Sei il nostro Parroco, una persona di cultura, rimasta tuttavia cordiale e modesta, attenta ad essere sempre fedele al Magistero della Chiesa, per tramandarlo integro a noi tutti. Sei sempre disponibile e premuroso, anche se alcuni qualche volta hanno scambiato la tua amabile familiarità per l’incapacità di imporsi quando necessario.

Tutto il popolo di Forio ti ha amato e ti ama, perché sei un grande uomo, che non ha dimenticato le sue umili origini; un grande sacerdote, che ha insegnato con fare semplice e con l’esempio – per 50 anni a San Vito – il Catechismo della Chiesa Cattolica ai nostri padri, a noi e ai nostri figli.
Vestito della tua talare, hai predicato il Vangelo a noi tutti in modo chiaro ed efficace e ci hai insegnato l’amore di Dio in tutti gli ambiti (timorem Domini docebo vos, Ps. 33): nella liturgia, nella musica, nell’arte (di cui sei stato anche docente) e nella vita quotidiana.

Anche se hai vissuto anni duri e difficili, sei stato sempre fiducioso nella Divina Provvidenza e ci hai guidato a fare altrettanto.
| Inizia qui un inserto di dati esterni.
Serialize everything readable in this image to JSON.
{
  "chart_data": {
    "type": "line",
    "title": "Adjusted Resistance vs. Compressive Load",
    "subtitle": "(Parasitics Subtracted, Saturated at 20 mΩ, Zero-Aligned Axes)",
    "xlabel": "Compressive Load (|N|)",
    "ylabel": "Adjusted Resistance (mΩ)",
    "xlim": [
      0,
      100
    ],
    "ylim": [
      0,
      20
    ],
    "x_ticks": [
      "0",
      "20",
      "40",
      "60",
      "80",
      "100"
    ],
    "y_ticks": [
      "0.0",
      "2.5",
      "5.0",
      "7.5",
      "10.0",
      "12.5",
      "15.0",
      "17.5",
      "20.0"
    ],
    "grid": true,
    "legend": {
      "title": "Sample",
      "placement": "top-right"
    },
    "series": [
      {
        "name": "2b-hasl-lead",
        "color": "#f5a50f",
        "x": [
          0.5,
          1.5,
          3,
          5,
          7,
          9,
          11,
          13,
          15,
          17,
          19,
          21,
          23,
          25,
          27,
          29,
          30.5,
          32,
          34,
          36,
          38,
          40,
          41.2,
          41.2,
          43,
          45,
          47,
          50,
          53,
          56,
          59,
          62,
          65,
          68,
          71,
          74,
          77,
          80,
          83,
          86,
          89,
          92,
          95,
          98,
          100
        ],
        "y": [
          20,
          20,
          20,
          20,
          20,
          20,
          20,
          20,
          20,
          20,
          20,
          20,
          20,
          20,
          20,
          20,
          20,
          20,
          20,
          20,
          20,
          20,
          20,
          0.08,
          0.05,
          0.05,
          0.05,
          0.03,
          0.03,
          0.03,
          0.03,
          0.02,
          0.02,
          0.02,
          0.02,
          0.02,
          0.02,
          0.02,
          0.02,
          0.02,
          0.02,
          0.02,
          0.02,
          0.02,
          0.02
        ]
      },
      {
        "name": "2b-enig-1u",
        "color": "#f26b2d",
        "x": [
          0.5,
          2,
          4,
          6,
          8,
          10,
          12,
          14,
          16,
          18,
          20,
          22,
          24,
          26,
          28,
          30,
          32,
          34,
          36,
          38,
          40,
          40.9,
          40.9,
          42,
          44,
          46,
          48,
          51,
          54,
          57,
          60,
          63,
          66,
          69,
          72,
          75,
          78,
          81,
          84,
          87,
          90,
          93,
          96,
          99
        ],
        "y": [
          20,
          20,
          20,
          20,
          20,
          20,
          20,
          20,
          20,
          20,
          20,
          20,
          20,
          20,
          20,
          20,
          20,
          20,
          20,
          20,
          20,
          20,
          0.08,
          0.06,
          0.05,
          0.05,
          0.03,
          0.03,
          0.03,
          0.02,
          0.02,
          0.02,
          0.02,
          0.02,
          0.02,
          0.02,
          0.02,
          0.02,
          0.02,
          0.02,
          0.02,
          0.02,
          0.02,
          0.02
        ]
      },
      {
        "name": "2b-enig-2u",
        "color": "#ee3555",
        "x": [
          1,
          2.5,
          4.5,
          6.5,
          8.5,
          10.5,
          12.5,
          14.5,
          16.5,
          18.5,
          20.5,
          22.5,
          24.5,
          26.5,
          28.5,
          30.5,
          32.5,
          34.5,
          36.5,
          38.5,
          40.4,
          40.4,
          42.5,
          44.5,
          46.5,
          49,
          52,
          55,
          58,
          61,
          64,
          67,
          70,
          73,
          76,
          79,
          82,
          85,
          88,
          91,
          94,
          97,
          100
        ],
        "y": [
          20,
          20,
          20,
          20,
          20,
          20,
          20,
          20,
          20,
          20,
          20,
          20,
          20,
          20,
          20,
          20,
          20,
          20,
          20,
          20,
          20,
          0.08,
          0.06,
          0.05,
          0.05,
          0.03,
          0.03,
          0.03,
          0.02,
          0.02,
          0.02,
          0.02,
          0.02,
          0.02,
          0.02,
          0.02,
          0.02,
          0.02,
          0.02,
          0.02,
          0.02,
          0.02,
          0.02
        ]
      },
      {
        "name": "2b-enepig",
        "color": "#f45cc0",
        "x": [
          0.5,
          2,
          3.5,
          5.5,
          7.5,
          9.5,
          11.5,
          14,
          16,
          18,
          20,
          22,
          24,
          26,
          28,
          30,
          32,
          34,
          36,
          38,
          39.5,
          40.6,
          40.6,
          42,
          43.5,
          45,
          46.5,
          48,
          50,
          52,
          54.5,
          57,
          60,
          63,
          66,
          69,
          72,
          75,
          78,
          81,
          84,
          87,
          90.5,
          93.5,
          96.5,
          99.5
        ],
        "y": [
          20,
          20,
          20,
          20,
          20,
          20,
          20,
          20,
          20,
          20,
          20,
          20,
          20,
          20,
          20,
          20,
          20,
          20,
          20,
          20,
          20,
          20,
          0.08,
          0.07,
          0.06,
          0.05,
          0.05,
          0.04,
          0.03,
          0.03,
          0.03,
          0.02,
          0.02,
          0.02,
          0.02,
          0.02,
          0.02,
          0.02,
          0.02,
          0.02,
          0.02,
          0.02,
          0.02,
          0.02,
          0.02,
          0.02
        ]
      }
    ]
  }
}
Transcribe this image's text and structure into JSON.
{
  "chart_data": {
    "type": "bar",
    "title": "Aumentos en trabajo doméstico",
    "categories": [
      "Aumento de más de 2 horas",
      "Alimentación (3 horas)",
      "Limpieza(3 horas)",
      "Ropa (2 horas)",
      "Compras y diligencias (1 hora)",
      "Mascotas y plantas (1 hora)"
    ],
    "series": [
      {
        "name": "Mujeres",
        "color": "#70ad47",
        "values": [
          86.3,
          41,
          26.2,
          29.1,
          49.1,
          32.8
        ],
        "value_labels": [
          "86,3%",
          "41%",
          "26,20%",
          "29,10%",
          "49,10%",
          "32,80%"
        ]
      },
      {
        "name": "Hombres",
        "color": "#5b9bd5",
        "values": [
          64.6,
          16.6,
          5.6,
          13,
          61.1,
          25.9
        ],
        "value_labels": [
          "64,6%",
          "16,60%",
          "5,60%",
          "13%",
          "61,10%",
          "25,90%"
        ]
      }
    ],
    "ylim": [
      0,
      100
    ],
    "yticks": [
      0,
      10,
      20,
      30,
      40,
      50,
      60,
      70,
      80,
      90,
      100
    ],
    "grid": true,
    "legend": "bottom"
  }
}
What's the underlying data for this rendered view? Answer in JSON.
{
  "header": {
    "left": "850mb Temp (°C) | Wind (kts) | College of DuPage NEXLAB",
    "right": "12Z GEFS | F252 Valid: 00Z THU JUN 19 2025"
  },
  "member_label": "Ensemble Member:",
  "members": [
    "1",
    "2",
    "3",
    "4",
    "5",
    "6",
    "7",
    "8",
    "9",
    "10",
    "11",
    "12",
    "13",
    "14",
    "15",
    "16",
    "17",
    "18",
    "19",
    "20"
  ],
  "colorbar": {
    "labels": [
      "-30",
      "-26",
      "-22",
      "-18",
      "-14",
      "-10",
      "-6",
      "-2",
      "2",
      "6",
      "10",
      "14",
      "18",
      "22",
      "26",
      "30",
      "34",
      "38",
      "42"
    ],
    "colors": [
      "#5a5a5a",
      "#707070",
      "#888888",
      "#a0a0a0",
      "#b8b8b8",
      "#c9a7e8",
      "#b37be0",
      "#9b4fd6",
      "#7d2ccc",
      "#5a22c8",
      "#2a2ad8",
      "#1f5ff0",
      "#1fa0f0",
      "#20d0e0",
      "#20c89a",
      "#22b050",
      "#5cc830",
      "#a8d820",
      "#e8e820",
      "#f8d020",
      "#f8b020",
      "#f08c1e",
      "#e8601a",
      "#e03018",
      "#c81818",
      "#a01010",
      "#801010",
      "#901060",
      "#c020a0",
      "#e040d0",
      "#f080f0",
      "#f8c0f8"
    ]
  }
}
Ancora oggi, stai testimoniando con la tua vita che l’umiltà paga più di tanti titoli altisonanti, magari perseguiti con ogni mezzo.
Sei Monsignore, ma per noi sei e resterai per sempre prima il Parroco di San Vito: la chiesa di San Vito, infatti, è la tua casa, e quotidianamente, anche se con fatica, sei lì presente con umiltà, accondiscendenza ed obbedienza, anche quando forse non dovresti esserlo.

Questo anniversario è un raggio di sole per la nostra Diocesi, in tempi bui, un segno del Cielo che ci rincuora e ci rende certi della vicinanza del nostro Patrono San Vito, giovane coraggioso ed intrepido, sempre attento alla sua Forio, che non ci lascerà mai soli. Auguri, Monsignore!